With BioMysteryBench, Anthropic wants to show that Claude can solve real bioinformatics problems at an expert level. The results are promising, but come with important caveats.

Measuring how well AI models actually perform in biological research is difficult. According to Anthropic, existing benchmarks each have blind spots: knowledge tests like MMLU-Pro or GPQA check factual knowledge but not practical research skills. Benchmarks like BixBench that use real datasets evaluate models against individual scientists’ conclusions, which are themselves subjective and shaped by methodological choices. And simulated lab environments like SciGym have clear answers but don’t capture the messiness of real biological data.

That’s why Anthropic developed BioMysteryBench: 99 questions across multiple bioinformatics domains, written by specialists and based on real, noisy datasets. The key design involves answers that aren’t derived from scientific interpretations but from controllable, objectively verifiable properties of the data or independently validated metadata. Every question author had to submit a validation notebook proving the signal actually exists in the data. This approach also makes it possible to ask questions that humans might not be able to solve.

Typical tasks include identifying which organ a single-cell RNA dataset came from, or figuring out which gene was knocked out in experimental samples. Claude gets a container with bioinformatics tools, access to databases like NCBI and Ensembl, and full freedom to choose its own analysis methods. Only the final answer is scored, not the path it takes to get there.

Strong results on solvable problems, but hard tasks remain fragile

Anthropic split the tasks into two groups: 76 were considered “human-solvable” because at least one out of up to five experts found the correct answer. Another 23 tasks stumped every expert. Four originally planned questions had to be removed due to flawed formulations. For the remaining 23, Anthropic acknowledges that it’s unclear whether they are fundamentally unsolvable or just extremely difficult. Whether a larger or differently composed expert panel could have solved them also remains an open question.

On the solvable problems, Claude now matches human expert performance, according to Anthropic.

On the human-solvable set, newer Claude models perform significantly better on biology tasks: Mythos Preview reaches 82.6 percent accuracy, while Haiku 4.5 stays at 36.8 percent. | Image: Anthropic

On the hard problems that none of the selected experts could solve, Claude Mythos Preview achieves a 30 percent success rate.
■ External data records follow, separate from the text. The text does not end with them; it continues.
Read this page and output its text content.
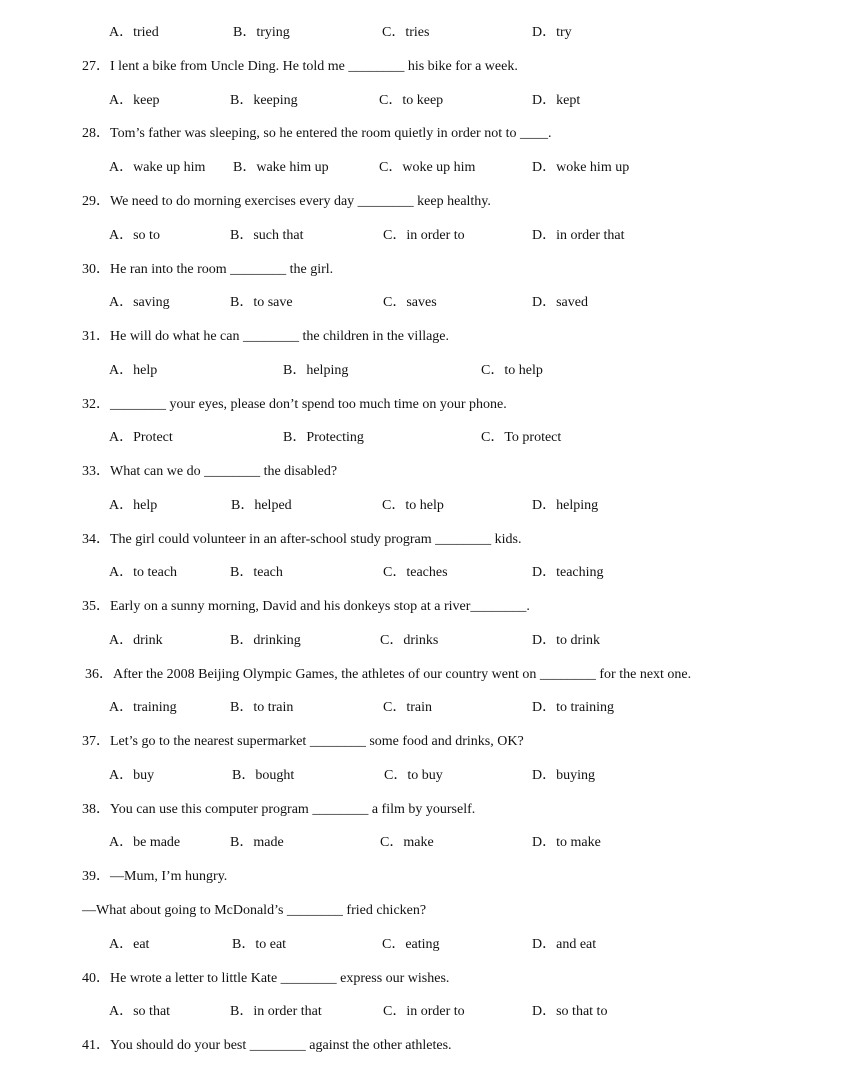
A．tried	B．trying	C．tries	D．try
27．I lent a bike from Uncle Ding. He told me ________ his bike for a week.
A．keep	B．keeping	C．to keep	D．kept
28．Tom’s father was sleeping, so he entered the room quietly in order not to ____.
A．wake up him B．wake him up	C．woke up him	D．woke him up
29．We need to do morning exercises every day ________ keep healthy.
A．so to	B．such that	C．in order to	D．in order that
30．He ran into the room ________ the girl.
A．saving	B．to save	C．saves	D．saved
31．He will do what he can ________ the children in the village.
A．help	B．helping	C．to help
32．________ your eyes, please don’t spend too much time on your phone.
A．Protect	B．Protecting	C．To protect
33．What can we do ________ the disabled?
A．help	B．helped	C．to help	D．helping
34．The girl could volunteer in an after-school study program ________ kids.
A．to teach	B．teach	C．teaches	D．teaching
35．Early on a sunny morning, David and his donkeys stop at a river________.
A．drink	B．drinking	C．drinks	D．to drink
36．After the 2008 Beijing Olympic Games, the athletes of our country went on ________ for the next one.
A．training	B．to train	C．train	D．to training
37．Let’s go to the nearest supermarket ________ some food and drinks, OK?
A．buy	B．bought	C．to buy	D．buying
38．You can use this computer program ________ a film by yourself.
A．be made	B．made	C．make	D．to make
39．—Mum, I’m hungry.
—What about going to McDonald’s ________ fried chicken?
A．eat	B．to eat	C．eating	D．and eat
40．He wrote a letter to little Kate ________ express our wishes.
A．so that	B．in order that	C．in order to	D．so that to
41．You should do your best ________ against the other athletes.
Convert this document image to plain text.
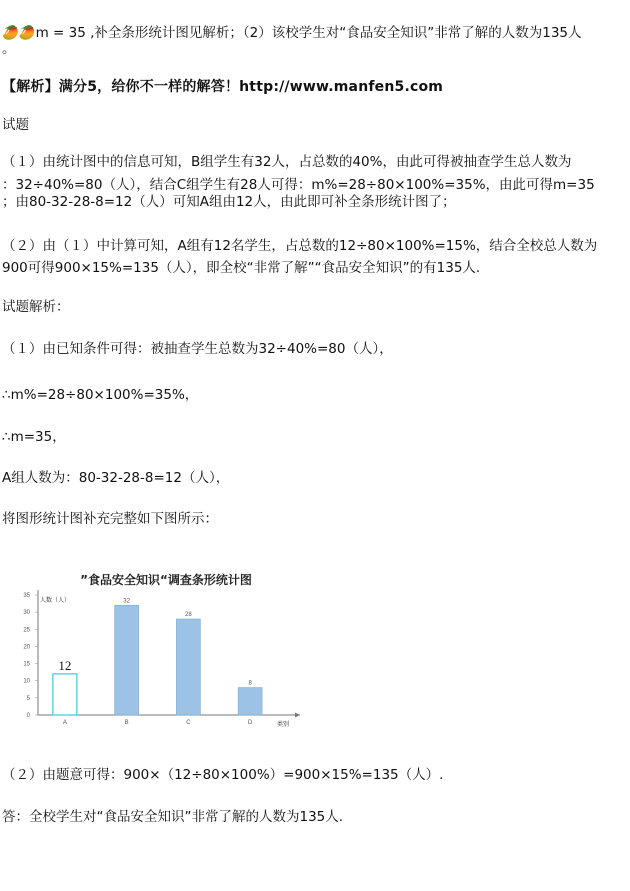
🥭🥭m = 35 ,补全条形统计图见解析；（2）该校学生对“食品安全知识”非常了解的人数为135人
。
【解析】满分5，给你不一样的解答！http://www.manfen5.com
试题
（１）由统计图中的信息可知，B组学生有32人，占总数的40%，由此可得被抽查学生总人数为
：32÷40%=80（人），结合C组学生有28人可得：m%=28÷80×100%=35%，由此可得m=35
；由80-32-28-8=12（人）可知A组由12人，由此即可补全条形统计图了；
（２）由（１）中计算可知，A组有12名学生，占总数的12÷80×100%=15%，结合全校总人数为
900可得900×15%=135（人），即全校“非常了解”“食品安全知识”的有135人.
试题解析：
（１）由已知条件可得：被抽查学生总数为32÷40%=80（人），
∴m%=28÷80×100%=35%，
∴m=35，
A组人数为：80-32-28-8=12（人），
将图形统计图补充完整如下图所示：
”食品安全知识“调查条形统计图
人数（人）
类别
0
5
10
15
20
25
30
35
A
12
B
32
C
28
D
8
（２）由题意可得：900×（12÷80×100%）=900×15%=135（人）.
答：全校学生对“食品安全知识”非常了解的人数为135人.
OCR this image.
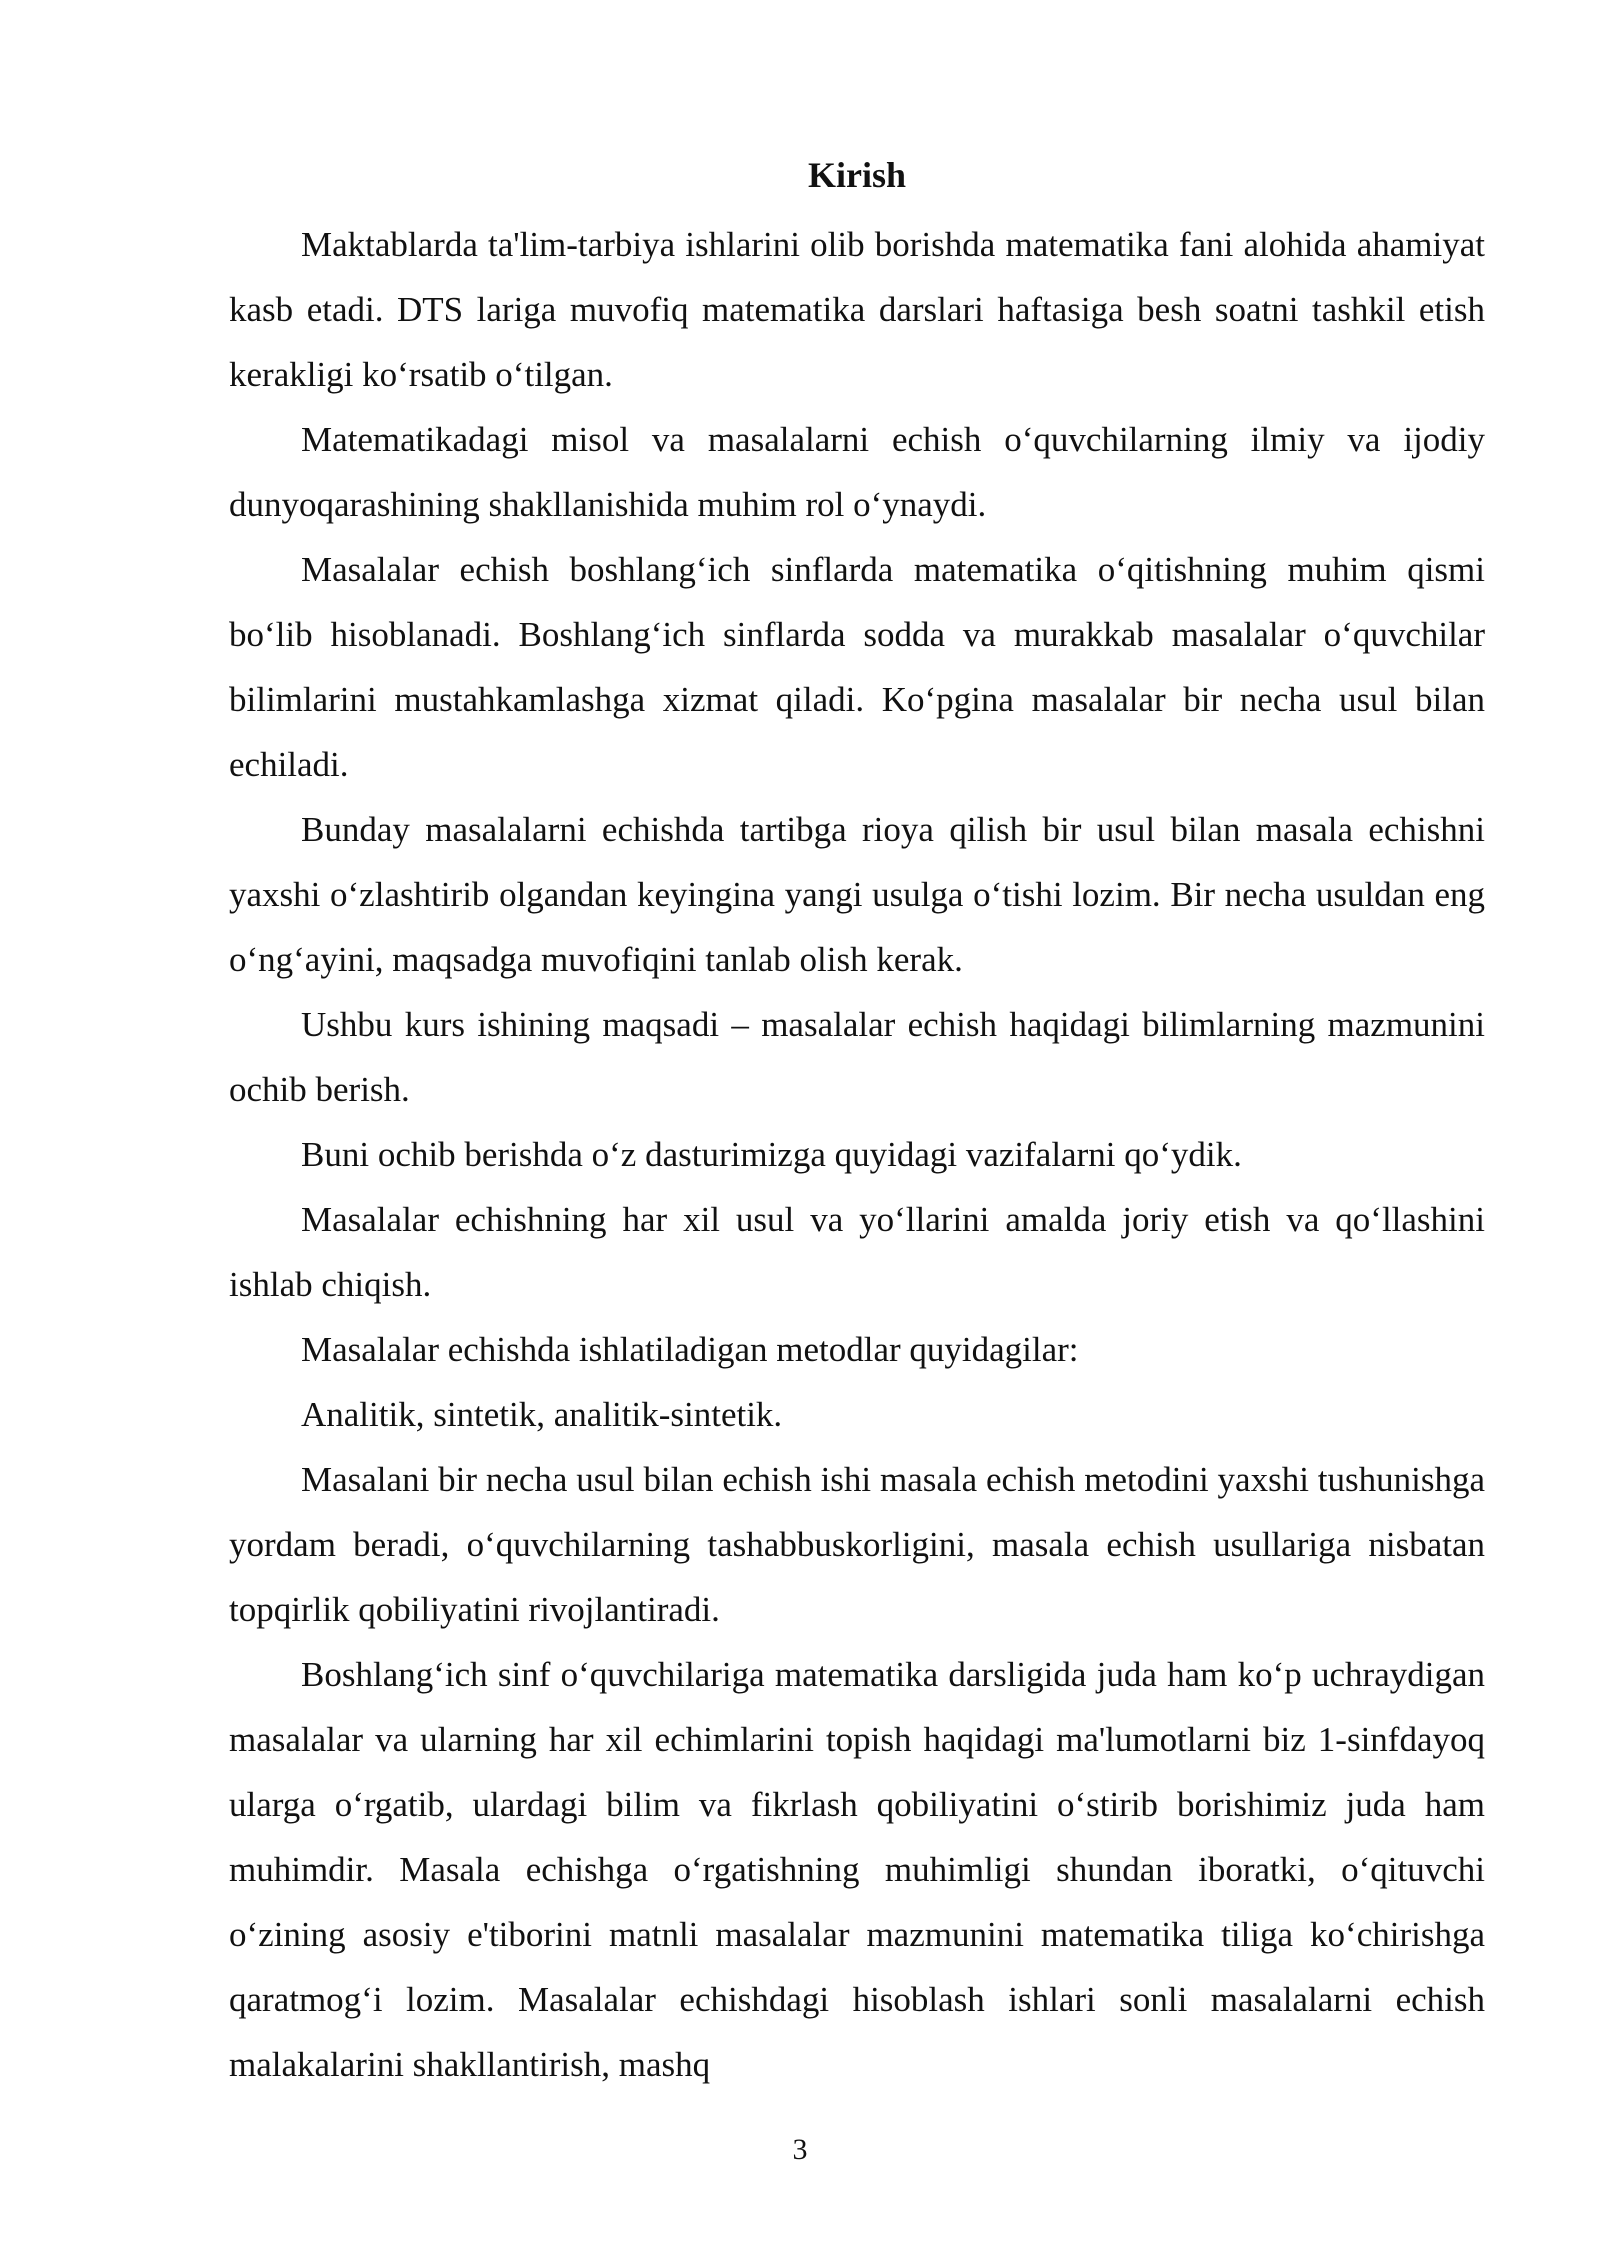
Kirish

Maktablarda ta'lim-tarbiya ishlarini olib borishda matematika fani alohida ahamiyat kasb etadi. DTS lariga muvofiq matematika darslari haftasiga besh soatni tashkil etish kerakligi ko‘rsatib o‘tilgan.

Matematikadagi misol va masalalarni echish o‘quvchilarning ilmiy va ijodiy dunyoqarashining shakllanishida muhim rol o‘ynaydi.

Masalalar echish boshlang‘ich sinflarda matematika o‘qitishning muhim qismi bo‘lib hisoblanadi. Boshlang‘ich sinflarda sodda va murakkab masalalar o‘quvchilar bilimlarini mustahkamlashga xizmat qiladi. Ko‘pgina masalalar bir necha usul bilan echiladi.

Bunday masalalarni echishda tartibga rioya qilish bir usul bilan masala echishni yaxshi o‘zlashtirib olgandan keyingina yangi usulga o‘tishi lozim. Bir necha usuldan eng o‘ng‘ayini, maqsadga muvofiqini tanlab olish kerak.

Ushbu kurs ishining maqsadi – masalalar echish haqidagi bilimlarning mazmunini ochib berish.

Buni ochib berishda o‘z dasturimizga quyidagi vazifalarni qo‘ydik.

Masalalar echishning har xil usul va yo‘llarini amalda joriy etish va qo‘llashini ishlab chiqish.

Masalalar echishda ishlatiladigan metodlar quyidagilar:

Analitik, sintetik, analitik-sintetik.

Masalani bir necha usul bilan echish ishi masala echish metodini yaxshi tushunishga yordam beradi, o‘quvchilarning tashabbuskorligini, masala echish usullariga nisbatan topqirlik qobiliyatini rivojlantiradi.

Boshlang‘ich sinf o‘quvchilariga matematika darsligida juda ham ko‘p uchraydigan masalalar va ularning har xil echimlarini topish haqidagi ma'lumotlarni biz 1-sinfdayoq ularga o‘rgatib, ulardagi bilim va fikrlash qobiliyatini o‘stirib borishimiz juda ham muhimdir. Masala echishga o‘rgatishning muhimligi shundan iboratki, o‘qituvchi o‘zining asosiy e'tiborini matnli masalalar mazmunini matematika tiliga ko‘chirishga qaratmog‘i lozim. Masalalar echishdagi hisoblash ishlari sonli masalalarni echish malakalarini shakllantirish, mashq

3
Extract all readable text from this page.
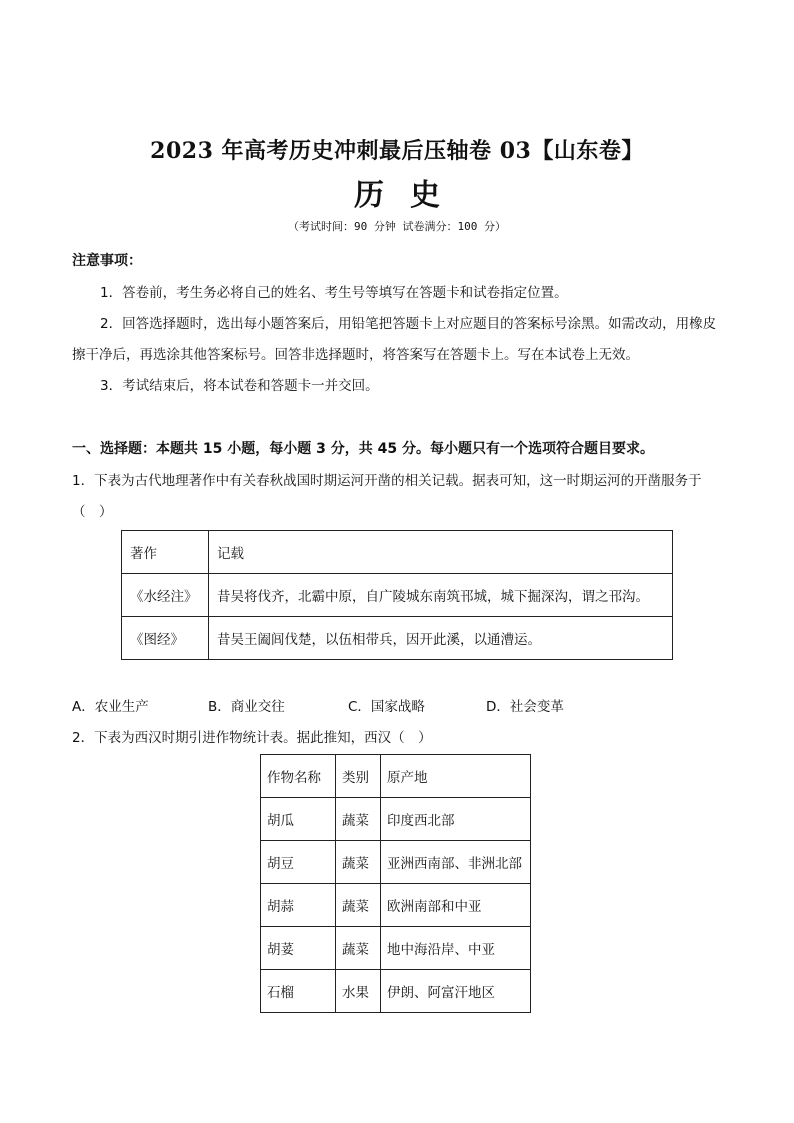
2023 年高考历史冲刺最后压轴卷 03【山东卷】
历史
（考试时间：90 分钟 试卷满分：100 分）
注意事项：
1．答卷前，考生务必将自己的姓名、考生号等填写在答题卡和试卷指定位置。
2．回答选择题时，选出每小题答案后，用铅笔把答题卡上对应题目的答案标号涂黑。如需改动，用橡皮擦干净后，再选涂其他答案标号。回答非选择题时，将答案写在答题卡上。写在本试卷上无效。
3．考试结束后，将本试卷和答题卡一并交回。
一、选择题：本题共 15 小题，每小题 3 分，共 45 分。每小题只有一个选项符合题目要求。
1．下表为古代地理著作中有关春秋战国时期运河开凿的相关记载。据表可知，这一时期运河的开凿服务于（　）
著作	记载
《水经注》	昔吴将伐齐，北霸中原，自广陵城东南筑邗城，城下掘深沟，谓之邗沟。
《图经》	昔吴王阖闾伐楚，以伍相带兵，因开此溪，以通漕运。
A．农业生产	B．商业交往	C．国家战略	D．社会变革
2．下表为西汉时期引进作物统计表。据此推知，西汉（　）
作物名称	类别	原产地
胡瓜	蔬菜	印度西北部
胡豆	蔬菜	亚洲西南部、非洲北部
胡蒜	蔬菜	欧洲南部和中亚
胡荽	蔬菜	地中海沿岸、中亚
石榴	水果	伊朗、阿富汗地区
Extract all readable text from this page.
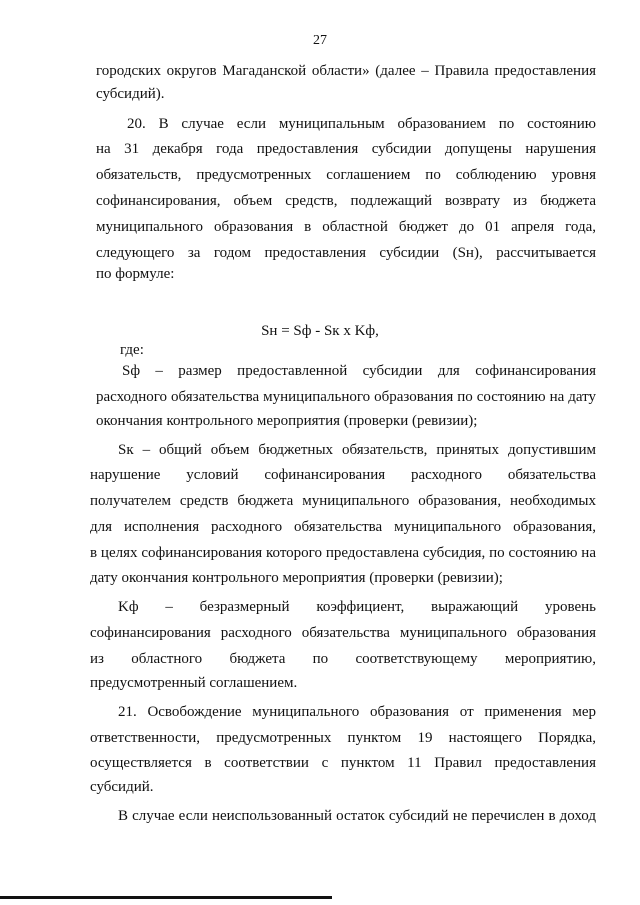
27
городских округов Магаданской области» (далее – Правила предоставления
субсидий).
20. В случае если муниципальным образованием по состоянию
на 31 декабря года предоставления субсидии допущены нарушения
обязательств, предусмотренных соглашением по соблюдению уровня
софинансирования, объем средств, подлежащий возврату из бюджета
муниципального образования в областной бюджет до 01 апреля года,
следующего за годом предоставления субсидии (Sн), рассчитывается
по формуле:
Sн = Sф - Sк x Kф,
где:
Sф – размер предоставленной субсидии для софинансирования
расходного обязательства муниципального образования по состоянию на дату
окончания контрольного мероприятия (проверки (ревизии);
Sк – общий объем бюджетных обязательств, принятых допустившим
нарушение условий софинансирования расходного обязательства
получателем средств бюджета муниципального образования, необходимых
для исполнения расходного обязательства муниципального образования,
в целях софинансирования которого предоставлена субсидия, по состоянию на
дату окончания контрольного мероприятия (проверки (ревизии);
Kф – безразмерный коэффициент, выражающий уровень
софинансирования расходного обязательства муниципального образования
из областного бюджета по соответствующему мероприятию,
предусмотренный соглашением.
21. Освобождение муниципального образования от применения мер
ответственности, предусмотренных пунктом 19 настоящего Порядка,
осуществляется в соответствии с пунктом 11 Правил предоставления
субсидий.
В случае если неиспользованный остаток субсидий не перечислен в доход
On the hardest BioMysteryBench tasks, success rates remain low across the board: Mythos Preview scores 29.6 percent, while Haiku 4.5 manages just 5.2 percent. | Image: Anthropic

However, a consistency analysis that Anthropic had Claude Mythos Preview run on itself paints a more nuanced picture. Each task was attempted five times. On the solvable problems, Claude almost always either gets all five attempts right or none at all. On the hard problems, successes typically come in just one or two out of five attempts. The model stumbles onto a lucky solution path rather than following a reproducible strategy.

Anthropic identifies two strategies that set Claude apart from human testers: the model draws on a broad knowledge base and combines information directly with its ongoing analysis. When uncertain, Claude also layers multiple methods on top of each other and picks the answer that different approaches converge on.

Independent confirmation comes from CompBioBench, a similarly designed benchmark developed concurrently by Genentech and Roche that shows comparable results. BioMysteryBench is available on Hugging Face.